A Libra britânica recebeu um presente na quarta-feira e o largou em menos de uma hora. Uma leitura suave do componente central do Índice de Preços ao Consumidor (CPI) dos EUA recuou o Dólar por tempo suficiente para o GBP/USD recuperar a Média Móvel Exponencial de 200 dias (EMA) em torno de 1,3400, atingindo máximas da sessão pouco além, antes que todo o movimento fosse vendido de forma metódica durante a tarde americana para fechar no fundo do dia perto de 1,3350. Uma moeda que não consegue sustentar uma alta com dados objetivamente favoráveis está fazendo uma declaração sobre o que se esconde por trás, e o que se esconde por trás da Libra é uma história de taxas que parece hawkish na tela, mas estagflacionária nos detalhes.
Hawkish, mas não do bom tipo
A reprecificação em direção a aumentos de juros do Banco da Inglaterra (BoE) é real o suficiente para já ter um voto, com a última decisão do Comitê de Política Monetária (MPC) dividindo oito a um, e o único dissidente pedindo um aumento em vez de uma redução. O problema é a companhia que esse voto mantém. A interrupção no Estreito de Hormuz manteve o petróleo elevado por meses, os prognósticos veem a inflação do Reino Unido subindo para 3,6% este ano contra uma última leitura de 2,8%, e, ao mesmo tempo, o desemprego está em 5%, o número de empregos com folha de pagamento continua encolhendo e o lançamento mensal do Produto Interno Bruto (PIB) na sexta-feira às 06:00 GMT deve mostrar que a economia contraiu 0,1% em abril.
Um comitê se dirigindo a aumentos de juros enquanto a produção encolhe não está projetando força, está admitindo que o choque energético o deixou sem boas opções, e as moedas tendem a punir essa variedade de hawkishness em vez de recompensá-la.

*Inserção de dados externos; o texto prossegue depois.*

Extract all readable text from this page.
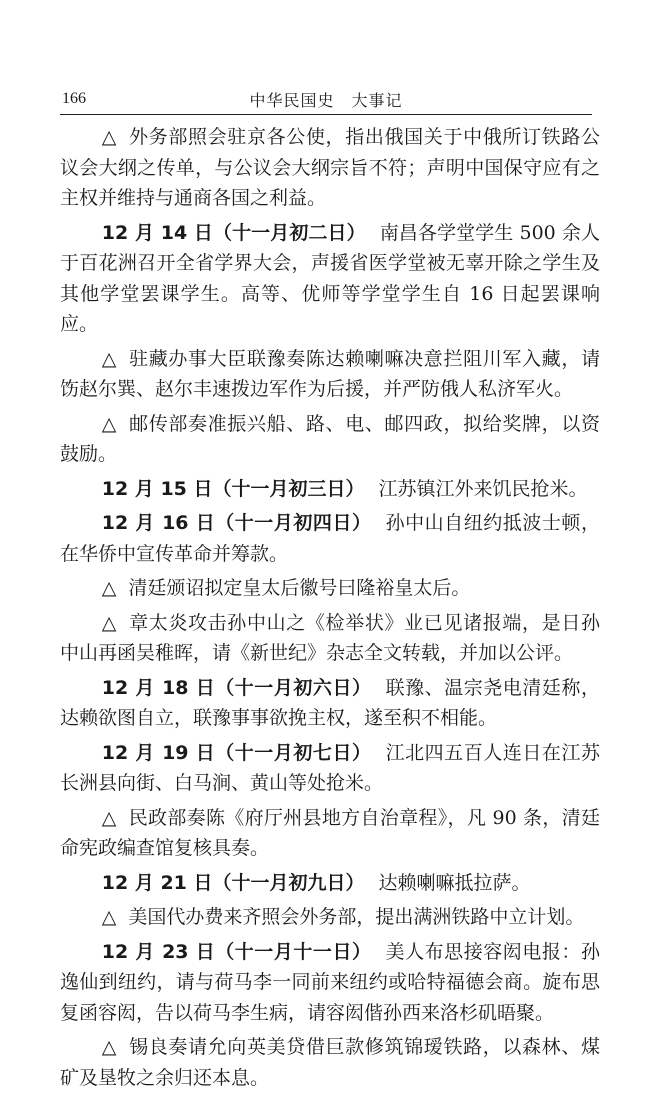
166	中华民国史　大事记

△ 外务部照会驻京各公使，指出俄国关于中俄所订铁路公议会大纲之传单，与公议会大纲宗旨不符；声明中国保守应有之主权并维持与通商各国之利益。

12 月 14 日（十一月初二日） 南昌各学堂学生 500 余人于百花洲召开全省学界大会，声援省医学堂被无辜开除之学生及其他学堂罢课学生。高等、优师等学堂学生自 16 日起罢课响应。

△ 驻藏办事大臣联豫奏陈达赖喇嘛决意拦阻川军入藏，请饬赵尔巽、赵尔丰速拨边军作为后援，并严防俄人私济军火。

△ 邮传部奏准振兴船、路、电、邮四政，拟给奖牌，以资鼓励。

12 月 15 日（十一月初三日） 江苏镇江外来饥民抢米。

12 月 16 日（十一月初四日） 孙中山自纽约抵波士顿，在华侨中宣传革命并筹款。

△ 清廷颁诏拟定皇太后徽号曰隆裕皇太后。

△ 章太炎攻击孙中山之《检举状》业已见诸报端，是日孙中山再函吴稚晖，请《新世纪》杂志全文转载，并加以公评。

12 月 18 日（十一月初六日） 联豫、温宗尧电清廷称，达赖欲图自立，联豫事事欲挽主权，遂至积不相能。

12 月 19 日（十一月初七日） 江北四五百人连日在江苏长洲县向街、白马涧、黄山等处抢米。

△ 民政部奏陈《府厅州县地方自治章程》，凡 90 条，清廷命宪政编查馆复核具奏。

12 月 21 日（十一月初九日） 达赖喇嘛抵拉萨。

△ 美国代办费来齐照会外务部，提出满洲铁路中立计划。

12 月 23 日（十一月十一日） 美人布思接容闳电报：孙逸仙到纽约，请与荷马李一同前来纽约或哈特福德会商。旋布思复函容闳，告以荷马李生病，请容闳偕孙西来洛杉矶晤聚。

△ 锡良奏请允向英美贷借巨款修筑锦瑷铁路，以森林、煤矿及垦牧之余归还本息。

O mercado de títulos está falando
A leitura mais clara sobre o dilema da Libra ainda vem do mercado de títulos, onde os rendimentos dos títulos do Tesouro de 10 anos passaram grande parte de maio em ou acima de 5%, território visitado pela última vez durante a crise financeira. Isso é um prêmio de risco, não um sinal de crescimento, precificando custos de energia, aritmética fiscal que se deteriora a cada aumento e um pano de fundo político onde a pressão sobre a posição do Primeiro Ministro se tornou uma variável negociável. O padrão em que rendimentos mais altos falham em atrair influxos de moeda é a assinatura clássica de estresse fiscal, e a alta falha da quarta-feira na EMA de 200 dias foi um exemplo clássico disso limitando o preço.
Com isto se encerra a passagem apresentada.